Hey, if they think they don't need insurance like everyone else, let them deal with it anyway they want as long as they don't put the cost on the rest of us is fine with me.
I highly doubt a defeat in the USSC of the health care bill will be anything but a disaster for Obama.
You'd be surprised. The passage of it was a disaster for Obama as well and a huge boon to the GOP. Despite it being a massive policy defeat for them, it was the best thing that could have happened to the GOP from a short-term political stance. If the GOP can't run against health care in 2012, it takes one issue off the table.
A USSC defeat of health care, especially close to the 2012 election will not take the issue off of the table as a political ammo. The Republicans will just continue to hammer Obama with it as a massive intrusion of the Federal government while pointing out that if not for the USSC this would've been implemented. Overall though it makes Obama look very very weak since his signature legislative accomplishment is overturned.
It would also immediately solidify the base and get the hard core Libs to come back and work for him. He could then comfortably run to the center. I think Dem Congressionals could run on an overturn as well or better than Repubs.
It shows the absolute dominance of corporate controlled media that national health care is even being debated at all.
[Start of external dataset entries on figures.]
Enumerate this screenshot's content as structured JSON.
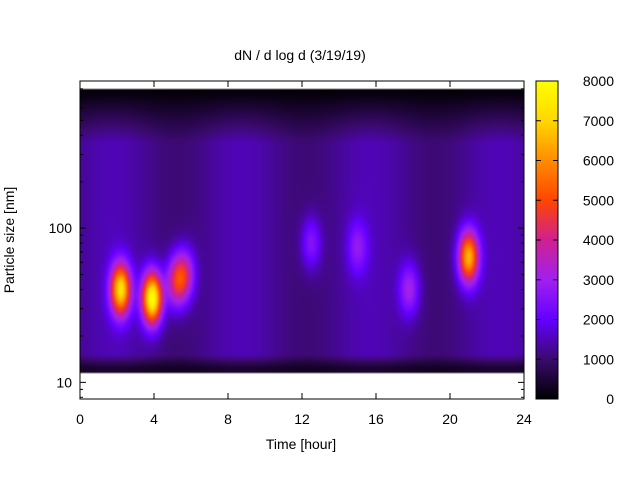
{
  "chart_data": {
    "type": "heatmap",
    "title": "dN / d log d (3/19/19)",
    "xlabel": "Time [hour]",
    "ylabel": "Particle size [nm]",
    "x_range": [
      0,
      24
    ],
    "x_ticks": [
      0,
      4,
      8,
      12,
      16,
      20,
      24
    ],
    "x_tick_labels": [
      "0",
      "4",
      "8",
      "12",
      "16",
      "20",
      "24"
    ],
    "y_scale": "log",
    "y_range": [
      7.8,
      900
    ],
    "data_y_range": [
      11.5,
      800
    ],
    "y_ticks": [
      10,
      100
    ],
    "y_tick_labels": [
      "10",
      "100"
    ],
    "colorbar": {
      "range": [
        0,
        8000
      ],
      "ticks": [
        0,
        1000,
        2000,
        3000,
        4000,
        5000,
        6000,
        7000,
        8000
      ],
      "tick_labels": [
        "0",
        "1000",
        "2000",
        "3000",
        "4000",
        "5000",
        "6000",
        "7000",
        "8000"
      ],
      "palette": [
        "#000000",
        "#3b0a6e",
        "#6400ff",
        "#a020f0",
        "#d02090",
        "#ff4500",
        "#ff8c00",
        "#ffd700",
        "#ffff00"
      ]
    },
    "background_level": 1500,
    "peaks": [
      {
        "time": 2.2,
        "size": 40,
        "value": 6800
      },
      {
        "time": 3.9,
        "size": 35,
        "value": 7800
      },
      {
        "time": 5.2,
        "size": 45,
        "value": 3800
      },
      {
        "time": 5.7,
        "size": 50,
        "value": 3300
      },
      {
        "time": 17.8,
        "size": 40,
        "value": 2800
      },
      {
        "time": 21.0,
        "size": 65,
        "value": 6200
      },
      {
        "time": 12.5,
        "size": 80,
        "value": 2400
      },
      {
        "time": 15.0,
        "size": 75,
        "value": 2300
      }
    ],
    "grid": false,
    "legend": "colorbar-right"
  }
}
I'm not sure how I feel about this. We shouldn't be forced to buy health insurance - we should have a single-payer system. Without price controls, I'm not sure any of this is going to work anyway... but, at the least, it's gonna work better than the filthy greedy profit-w**** system as it's currently established.
It wont work. The Appeals Court decision is absurd. It upheld everything but the mandate which means I can now not buy insurance, wait till I'm sick, then buy coverage from an insurance company since they can no longer deny me coverage based on pre-existing conditions. The mandate is central to making the whole thing work. Also all of the offsetting spending cuts and revenue increases were designed around subsidizing mandatory insurance for low income people. Now all of those provisions have no context anymore.
Obama was against it before he was for it. But before that he was for a single payer system. So I guess he will be against this ruling but could change that in the future.
Even with the mandate nobody is forced to buy insurance. They could pay the penalty and do without insurance if they chose.